Here we show that deforestation of tropical regions significantly affects
precipitation at mid and high latitudes through hydrometeorological teleconnections.
In particular, we find that the deforestation of Amazonia and Central Africa severely
reduces rainfall in the lower US Midwest during the spring and summer seasons and in
the upper US Midwest during the winter and spring, respectively, when water is
crucial for agricultural productivity in these regions. Deforestation of South-East
Asia affects most significantly China and the Balkan Peninsula. On the other hand,
the elimination of any of these tropical forests considerably enhances summer
rainfall in the southern tip of the Arabian Peninsula. The combined effect of
deforestation of these three tropical regions causes a significant decrease in winter
precipitation in California and seems to generate a cumulative enhancement of
precipitation during the summer in the southern tip of the Arabian Peninsula.

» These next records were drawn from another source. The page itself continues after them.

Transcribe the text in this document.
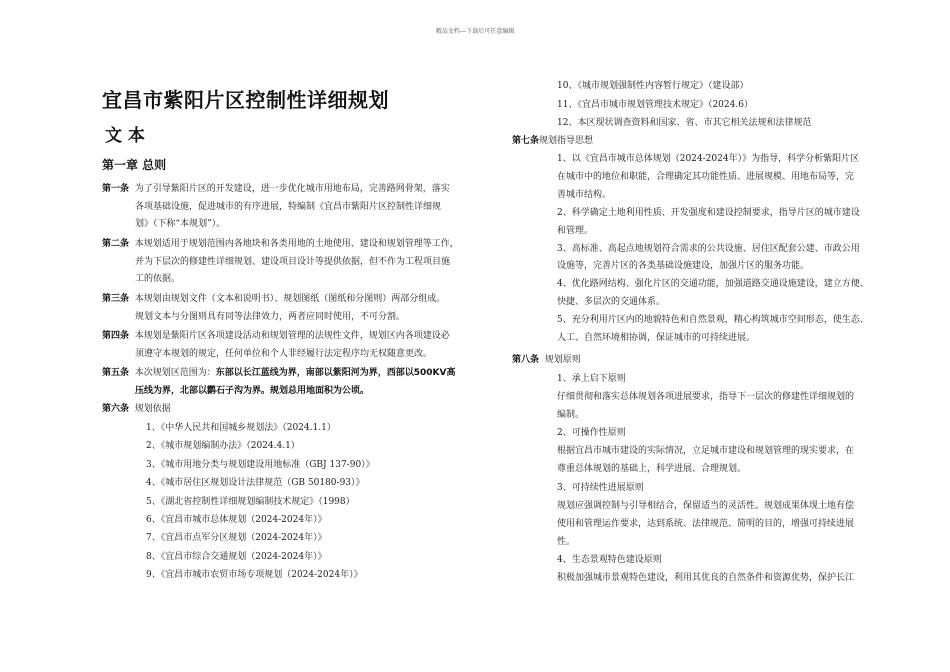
精品文档---下载后可任意编辑
宜昌市紫阳片区控制性详细规划
文 本
第一章 总则
第一条 为了引导紫阳片区的开发建设，进一步优化城市用地布局，完善路网骨架，落实
各项基础设施，促进城市的有序进展，特编制《宜昌市紫阳片区控制性详细规
划》（下称“本规划”）。
第二条 本规划适用于规划范围内各地块和各类用地的土地使用、建设和规划管理等工作，
并为下层次的修建性详细规划、建设项目设计等提供依据，但不作为工程项目施
工的依据。
第三条 本规划由规划文件（文本和说明书）、规划图纸（图纸和分图则）两部分组成。
规划文本与分图则具有同等法律效力，两者应同时使用，不可分割。
第四条 本规划是紫阳片区各项建设活动和规划管理的法规性文件，规划区内各项建设必
须遵守本规划的规定，任何单位和个人非经履行法定程序均无权随意更改。
第五条 本次规划区范围为：东部以长江蓝线为界，南部以紫阳河为界，西部以500KV高
压线为界，北部以鹳石子沟为界。规划总用地面积为公顷。
第六条 规划依据
1、《中华人民共和国城乡规划法》（2024.1.1）
2、《城市规划编制办法》（2024.4.1）
3、《城市用地分类与规划建设用地标准（GBJ 137-90）》
4、《城市居住区规划设计法律规范（GB 50180-93）》
5、《湖北省控制性详细规划编制技术规定》（1998）
6、《宜昌市城市总体规划（2024-2024年）》
7、《宜昌市点军分区规划（2024-2024年）》
8、《宜昌市综合交通规划（2024-2024年）》
9、《宜昌市城市农贸市场专项规划（2024-2024年）》
10、《城市规划强制性内容暂行规定》（建设部）
11、《宜昌市城市规划管理技术规定》（2024.6）
12、本区现状调查资料和国家、省、市其它相关法规和法律规范
第七条规划指导思想
1、以《宜昌市城市总体规划（2024-2024年）》为指导，科学分析紫阳片区
在城市中的地位和职能，合理确定其功能性质、进展规模、用地布局等，完
善城市结构。
2、科学确定土地利用性质、开发强度和建设控制要求，指导片区的城市建设
和管理。
3、高标准、高起点地规划符合需求的公共设施、居住区配套公建、市政公用
设施等，完善片区的各类基础设施建设，加强片区的服务功能。
4、优化路网结构、强化片区的交通功能，加强道路交通设施建设，建立方便、
快捷、多层次的交通体系。
5、充分利用片区内的地貌特色和自然景观，精心构筑城市空间形态，使生态、
人工、自然环境相协调，保证城市的可持续进展。
第八条 规划原则
1、承上启下原则
仔细贯彻和落实总体规划各项进展要求，指导下一层次的修建性详细规划的
编制。
2、可操作性原则
根据宜昌市城市建设的实际情况，立足城市建设和规划管理的现实要求，在
尊重总体规划的基础上，科学进展、合理规划。
3、可持续性进展原则
规划应强调控制与引导相结合，保留适当的灵活性。规划成果体现土地有偿
使用和管理运作要求，达到系统、法律规范、简明的目的，增强可持续进展
性。
4、生态景观特色建设原则
积极加强城市景观特色建设，利用其优良的自然条件和资源优势，保护长江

We also use regional and global climate models in conjunction with socio-economic
scenarios of land use / land-cover change in the Amazon basin, to estimate potential
changes in the water cycle inside and outside of the basin. Four different
experiments were produced with the NASA-GISS Global Climate Model (GCM): (1) a
"current land cover" ensemble, which also serves as the "control" ensemble; (2) a
"scenario for 2030" ensemble; (3) a "scenario for 2050" ensemble; and (4) a "total
deforestation" ensemble that simulates the land cover in the Amazon basin after all
the tropical forest has been eliminated. In addition, The Regional Atmospheric
Modeling System (RAMS) is used at a high resolution (20-km grid size) and very-high
resolution (1-km grid size) over the Amazon Basin and using the same four land-cover
scenarios with the NCEP reanalysis for four different years (wet - 1997, dry - 1998,
and two "normal" years – 1999 and 2000 that have similar domain-average precipitation
but different spatial distributions) forcing its lateral boundaries. Thus, the
combined impacts of deforestation and El Nino and La Nina years are also explored as
part of this numerical experiment. The combination of these different simulations
reveals significant impact of deforestation on the regional and global hydroclimate
through land-cover change teleconnections.